The U.S. Agency for International Development (USAID) yesterday began reaching out to potential vendors to carry out its planned cleanup of ground contamination in Vietnam, according a contracting document that U.S. Trade & Aid Monitor has located. The environmental damage stemming from dioxin, which continues to linger long after the U.S. military’s departure from Vietnam in 1975, will cost millions of dollars over the next four years, the document says.
The proposed cleanup project at Da Nang Airport—the former base of operations for numerous units of the U.S. Armed Forces during the Vietnamese conflict—will focus on the removal and remediation of dioxin-tainted soil, a presolicitation notice dated April 1 says (Solicitation Number: 486-11-028).

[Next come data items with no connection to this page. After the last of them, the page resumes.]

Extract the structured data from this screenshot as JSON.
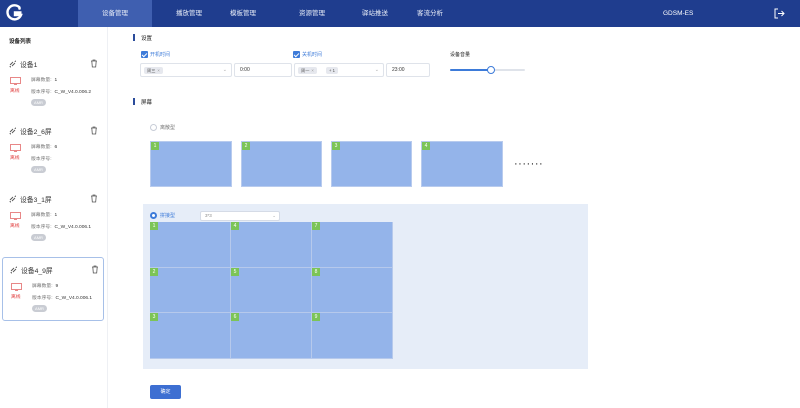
{
  "app": {
    "logo_icon": "g-logo-icon",
    "device_name": "GDSM-ES"
  },
  "nav": {
    "items": [
      {
        "label": "设备管理",
        "active": true
      },
      {
        "label": "播放管理",
        "active": false
      },
      {
        "label": "模板管理",
        "active": false
      },
      {
        "label": "资源管理",
        "active": false
      },
      {
        "label": "驿站推送",
        "active": false
      },
      {
        "label": "客流分析",
        "active": false
      }
    ]
  },
  "sidebar": {
    "title": "设备列表",
    "devices": [
      {
        "name": "设备1",
        "status": "离线",
        "screen_count_label": "屏幕数量:",
        "screen_count": "1",
        "version_label": "版本序号:",
        "version": "C_W_V4.0.006.2",
        "badge": "AMR",
        "selected": false
      },
      {
        "name": "设备2_6屏",
        "status": "离线",
        "screen_count_label": "屏幕数量:",
        "screen_count": "6",
        "version_label": "版本序号:",
        "version": "",
        "badge": "AMR",
        "selected": false
      },
      {
        "name": "设备3_1屏",
        "status": "离线",
        "screen_count_label": "屏幕数量:",
        "screen_count": "1",
        "version_label": "版本序号:",
        "version": "C_W_V4.0.006.1",
        "badge": "AMR",
        "selected": false
      },
      {
        "name": "设备4_9屏",
        "status": "离线",
        "screen_count_label": "屏幕数量:",
        "screen_count": "9",
        "version_label": "版本序号:",
        "version": "C_W_V4.0.006.1",
        "badge": "AMR",
        "selected": true
      }
    ]
  },
  "settings": {
    "title": "设置",
    "power_on": {
      "label": "开机时间",
      "checked": true,
      "day_pill": "周三",
      "time": "0:00"
    },
    "power_off": {
      "label": "关机时间",
      "checked": true,
      "day_pill": "周一",
      "day_pill_extra": "+ 1",
      "time": "23:00"
    },
    "volume": {
      "label": "设备音量",
      "level": 0.55
    }
  },
  "screens": {
    "title": "屏幕",
    "independent": {
      "label": "离散型",
      "selected": false,
      "screens": [
        "1",
        "2",
        "3",
        "4"
      ]
    },
    "more": "·······",
    "splice": {
      "label": "拼接型",
      "selected": true,
      "layout": "3*3",
      "cells": [
        "1",
        "4",
        "7",
        "2",
        "5",
        "8",
        "3",
        "6",
        "9"
      ]
    }
  },
  "actions": {
    "confirm_label": "确定"
  },
  "colors": {
    "nav_bg": "#1f3d8e",
    "accent": "#3d7bd9",
    "screen_fill": "#94b4ea",
    "cell_badge": "#7cc457",
    "offline": "#e03a3a"
  }
}
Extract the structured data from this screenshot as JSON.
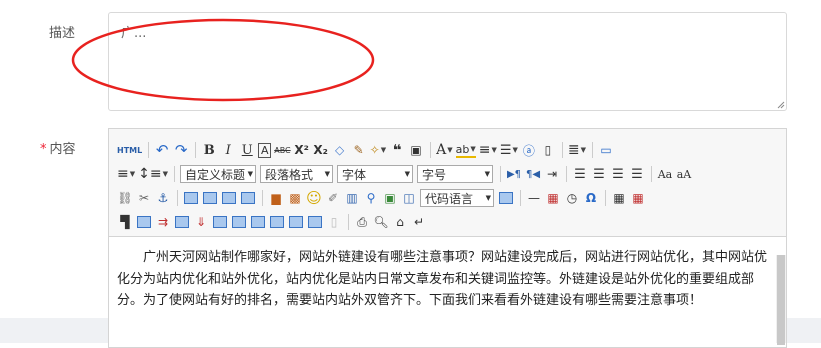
{
  "form": {
    "description_label": "描述",
    "description_value": "广...",
    "content_label": "内容",
    "required_mark": "*"
  },
  "toolbar": {
    "row1": [
      {
        "name": "html-source",
        "label": "HTML"
      },
      {
        "name": "undo",
        "glyph": "↶"
      },
      {
        "name": "redo",
        "glyph": "↷"
      },
      {
        "name": "bold",
        "label": "B"
      },
      {
        "name": "italic",
        "label": "I"
      },
      {
        "name": "underline",
        "label": "U"
      },
      {
        "name": "font-border",
        "label": "A"
      },
      {
        "name": "strikethrough",
        "label": "ABC"
      },
      {
        "name": "superscript",
        "label": "X²"
      },
      {
        "name": "subscript",
        "label": "X₂"
      },
      {
        "name": "eraser",
        "glyph": "◇"
      },
      {
        "name": "format-brush",
        "glyph": "✎"
      },
      {
        "name": "auto-typeset",
        "glyph": "✧"
      },
      {
        "name": "blockquote",
        "glyph": "❝"
      },
      {
        "name": "pasteplain",
        "glyph": "▣"
      },
      {
        "name": "forecolor",
        "label": "A"
      },
      {
        "name": "backcolor",
        "label": "ab"
      },
      {
        "name": "ordered-list",
        "glyph": "≡"
      },
      {
        "name": "unordered-list",
        "glyph": "☰"
      },
      {
        "name": "select-all",
        "glyph": "ⓐ"
      },
      {
        "name": "clear-doc",
        "glyph": "▯"
      },
      {
        "name": "row-spacing-top",
        "glyph": "≣"
      },
      {
        "name": "preview",
        "glyph": "▭"
      }
    ],
    "row2_selects": {
      "custom_title": "自定义标题",
      "paragraph_format": "段落格式",
      "font_family": "字体",
      "font_size": "字号"
    },
    "row3_select": "代码语言"
  },
  "content": {
    "paragraph": "广州天河网站制作哪家好，网站外链建设有哪些注意事项？网站建设完成后，网站进行网站优化，其中网站优化分为站内优化和站外优化，站内优化是站内日常文章发布和关键词监控等。外链建设是站外优化的重要组成部分。为了使网站有好的排名，需要站内站外双管齐下。下面我们来看看外链建设有哪些需要注意事项！"
  },
  "colors": {
    "accent_red": "#e8221f",
    "label": "#555555",
    "required": "#ee2233"
  }
}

“The airport in Da Nang, Vietnam has been referred to as a dioxin ‘hotspot’ due to high dioxin concentrations remaining decades after large volumes of Agent Orange and other defoliants were handled at this site,” the document says. “…The Government of Vietnam (GVN) has requested assistance from the United States Government to remediate dioxin-contaminated soil and sediment at the Da Nang Airport.”
USAID in 2008 launched an environmental initiative in that nation, and the agency the following year conducted a comprehensive assessment necessary steps to carry out the cleanup. USAID anticipates that the remediation phase will begin in December and will continue until at least October 2015, not including a follow-up six-month contract-closeout activity period.
The prime contractor selected for the project, which has an estimated $10 million value, must be a U.S. vendor, though private Vietnamese companies are eligible as subcontractors. While the presolicitation notice offers a general summary of the plan, USAID will release a more detailed Request for Proposals around April 20, the document said.